Bryant went 0-for-4 with two strikeouts in Sunday’s 4-1 gut-punch of a loss to the Dodgers and is now 5-for-28 (.179) in the postseason with 13 strikeouts. Rizzo went 0-for-3 with two strikeouts and is 4-for-26 (.154) with nine strikeouts. In seven playoff games, the Cubs are hitting .162. They’ve scored 20 runs, but nine of those came in one game. In the other six, they’ve averaged 1.8 runs per game.
They’ve run into some good pitching, no doubt. But nobody in a subdued Cubs clubhouse was using that as an excuse. “Obviously, we have to get some baserunners and start stringing some hits together,” Bryant said. But he alluded to another issue: The Cubs have hit just four home runs in seven playoff games. They hit 223 in the regular season, third-most in the National League, just 18 behind the majors-leading 241 that the Yankees hit -- and the Cubs did that without benefit of a DH.
“It seems like it’s a game of home runs, and that’s what happened tonight,” Bryant said. “So I guess we have to hit some home runs.” He was smiling when he said that, but it wasn’t really a joke. That’s how the Cubs score runs -- they draw walks and hit the ball over the fence. They were sixth in the NL with a .255 team batting average, but first in on-base percentage thanks to drawing the second-most walks.
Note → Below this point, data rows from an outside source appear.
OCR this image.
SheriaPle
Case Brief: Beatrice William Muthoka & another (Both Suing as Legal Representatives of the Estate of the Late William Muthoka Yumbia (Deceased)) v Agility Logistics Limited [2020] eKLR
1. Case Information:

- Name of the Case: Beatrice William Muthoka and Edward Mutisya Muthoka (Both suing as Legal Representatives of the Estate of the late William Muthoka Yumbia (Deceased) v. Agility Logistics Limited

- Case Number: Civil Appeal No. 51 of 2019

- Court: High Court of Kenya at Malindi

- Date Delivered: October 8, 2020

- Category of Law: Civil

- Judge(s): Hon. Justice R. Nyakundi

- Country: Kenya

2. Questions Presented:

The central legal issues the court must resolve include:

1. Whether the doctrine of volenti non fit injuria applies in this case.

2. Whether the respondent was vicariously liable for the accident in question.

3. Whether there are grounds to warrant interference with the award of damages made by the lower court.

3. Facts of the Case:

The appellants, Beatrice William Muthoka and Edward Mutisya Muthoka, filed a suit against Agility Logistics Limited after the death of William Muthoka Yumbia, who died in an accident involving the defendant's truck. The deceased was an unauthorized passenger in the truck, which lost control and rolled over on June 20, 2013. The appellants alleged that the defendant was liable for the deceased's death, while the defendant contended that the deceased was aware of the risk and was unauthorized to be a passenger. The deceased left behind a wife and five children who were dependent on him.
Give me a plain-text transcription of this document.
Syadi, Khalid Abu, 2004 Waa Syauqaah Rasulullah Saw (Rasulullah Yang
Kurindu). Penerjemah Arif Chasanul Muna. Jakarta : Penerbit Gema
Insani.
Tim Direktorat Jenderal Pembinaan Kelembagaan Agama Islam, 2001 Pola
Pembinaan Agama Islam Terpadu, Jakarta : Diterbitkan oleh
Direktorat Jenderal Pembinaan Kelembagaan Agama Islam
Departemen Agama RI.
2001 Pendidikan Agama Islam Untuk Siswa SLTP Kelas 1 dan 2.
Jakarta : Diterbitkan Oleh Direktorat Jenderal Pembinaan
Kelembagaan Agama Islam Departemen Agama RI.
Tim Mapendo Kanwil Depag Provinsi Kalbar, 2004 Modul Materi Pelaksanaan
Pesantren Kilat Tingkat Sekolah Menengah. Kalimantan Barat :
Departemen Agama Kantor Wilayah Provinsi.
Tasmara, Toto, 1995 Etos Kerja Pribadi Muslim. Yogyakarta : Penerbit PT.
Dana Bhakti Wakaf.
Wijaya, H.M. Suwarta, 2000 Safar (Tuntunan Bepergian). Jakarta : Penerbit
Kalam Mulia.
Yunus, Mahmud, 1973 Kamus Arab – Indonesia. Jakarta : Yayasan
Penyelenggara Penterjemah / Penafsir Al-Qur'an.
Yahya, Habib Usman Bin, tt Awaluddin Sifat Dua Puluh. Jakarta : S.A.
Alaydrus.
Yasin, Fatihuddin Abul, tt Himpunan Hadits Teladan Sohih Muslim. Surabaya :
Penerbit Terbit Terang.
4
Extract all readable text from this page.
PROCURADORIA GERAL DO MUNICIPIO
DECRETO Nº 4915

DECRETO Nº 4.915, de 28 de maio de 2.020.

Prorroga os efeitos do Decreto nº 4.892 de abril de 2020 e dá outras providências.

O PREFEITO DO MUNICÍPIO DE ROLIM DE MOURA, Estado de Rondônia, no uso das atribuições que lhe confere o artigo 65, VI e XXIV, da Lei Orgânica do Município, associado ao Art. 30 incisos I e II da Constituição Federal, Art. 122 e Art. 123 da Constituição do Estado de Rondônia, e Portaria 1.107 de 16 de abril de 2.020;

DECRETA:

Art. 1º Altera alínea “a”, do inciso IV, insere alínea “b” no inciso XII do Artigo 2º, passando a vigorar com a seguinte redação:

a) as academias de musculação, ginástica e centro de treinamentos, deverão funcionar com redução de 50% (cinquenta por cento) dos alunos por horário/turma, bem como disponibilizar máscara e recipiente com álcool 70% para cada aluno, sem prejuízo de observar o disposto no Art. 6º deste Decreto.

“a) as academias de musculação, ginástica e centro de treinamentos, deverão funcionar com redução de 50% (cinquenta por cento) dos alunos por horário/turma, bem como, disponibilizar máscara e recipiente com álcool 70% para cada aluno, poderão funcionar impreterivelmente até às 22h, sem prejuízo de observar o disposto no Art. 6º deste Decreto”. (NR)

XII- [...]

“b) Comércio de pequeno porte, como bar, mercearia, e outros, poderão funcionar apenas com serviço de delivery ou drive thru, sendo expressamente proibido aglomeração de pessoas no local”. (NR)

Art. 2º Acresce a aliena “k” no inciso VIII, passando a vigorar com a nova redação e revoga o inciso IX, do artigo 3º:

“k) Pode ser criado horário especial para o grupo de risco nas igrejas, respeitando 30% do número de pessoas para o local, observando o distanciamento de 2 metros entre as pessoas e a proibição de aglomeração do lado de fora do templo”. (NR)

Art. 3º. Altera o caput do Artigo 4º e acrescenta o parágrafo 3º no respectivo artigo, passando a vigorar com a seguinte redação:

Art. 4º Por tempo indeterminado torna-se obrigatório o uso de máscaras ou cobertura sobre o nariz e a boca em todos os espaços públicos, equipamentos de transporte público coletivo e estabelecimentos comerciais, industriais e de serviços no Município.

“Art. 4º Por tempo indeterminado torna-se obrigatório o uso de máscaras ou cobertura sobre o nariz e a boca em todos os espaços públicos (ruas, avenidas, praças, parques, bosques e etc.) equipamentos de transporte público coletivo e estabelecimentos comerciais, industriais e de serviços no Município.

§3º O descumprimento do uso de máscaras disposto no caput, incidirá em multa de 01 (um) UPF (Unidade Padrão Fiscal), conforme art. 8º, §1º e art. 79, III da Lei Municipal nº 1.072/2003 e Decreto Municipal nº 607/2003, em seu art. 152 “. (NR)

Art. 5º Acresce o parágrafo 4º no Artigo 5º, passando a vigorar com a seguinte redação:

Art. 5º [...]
That’s the strange thing about what Bryant and Rizzo are going through; they’re not showing their usual patience at the plate. Bryant saw 16 pitches on Sunday and swung at 11 of them. Rizzo saw 10 pitches in three plate appearances and then was hit by the first pitch Kenley Jansen threw him in the ninth. In the regular season, Bryant’s chase rate on pitches out of the strike zone was 26.3 percent; in the postseason, it’s at 42.1 percent. Rizzo’s chase rate has increased from 28.6 to 43.1 percent. You’re not going to produce swinging at balls off the plate.
Before Game 2, Joe Maddon stressed that the biggest thing with the offense is “we still have to stay in our lanes.” Meaning, don’t swing at bad pitches or expand your normal sweet spot. He talked about when the Cubs are going good, it’s because they’re going up the middle. “When we get into pull mode, most teams, not just us, when you get guys like [Rich] Hill and you want to get into pull mode, he just lights up.” He said if the Cubs were getting two-strike hits and opposite-field line drives, he’ll take it.
That all makes sense, but there’s Bryant saying more home runs are in order. Guess what? This hitting thing is pretty difficult, especially when he has to face a big curveballing lefty like Hill and then adjust to facing two of the best relievers in the game right now in Brandon Morrow and Jansen, who cruised through their combined three innings on just 31 pitches.
It’s all a different story than last postseason, when the Cubs out-homered their opponents 20 to 11. Bryant hit .308/.400/.523, while Rizzo hit .277/.373/.492. Those two were the ring leaders, getting on base and producing some big hits. We also link them together, not just because of the commercials but because they are the heart of the Cubs' offense. They need to feed off each other like they do in the regular season. “It’s always good to have that pick-me-up,” Bryant said. “Sometimes during the season your brain [turns] to mush, so it’s nice having a guy like that hitting behind you.”
The Cubs know adversity, after trailing two games to one in the NLCS last year and trailing three games to one in the World Series. “We have to win four games, that’s the bottom line,” Rizzo said. “Tonight was a tough one, but nothing you can do about it. We have to get on base more. Keep it going. It’s contagious, so we have to just keep battling.”
That’s what you expect them to say and what they should say. It’s 2-0 and the Dodgers look tough and that bullpen looks unbeatable. “Sometimes you have to lay your marbles out there and you get beat,” Jon Lester said.
The good thing is the Cubs are going back to Wrigley. Bryant hit 18 of his 29 home runs there. Rizzo hit .319 and slugged .571 at home compared to .228 and .445 on the road. Maddon is giving the team a day off on Monday. Let them relax, rest up, watch Monday Night Football and gear up for Tuesday.
The task: Oh, just beat a guy named Yu Darvish, who has some of the nastiest stuff of any starter in the league, and a bullpen that hasn’t allowed a hit in two games and just a .123 average over five playoff games so far.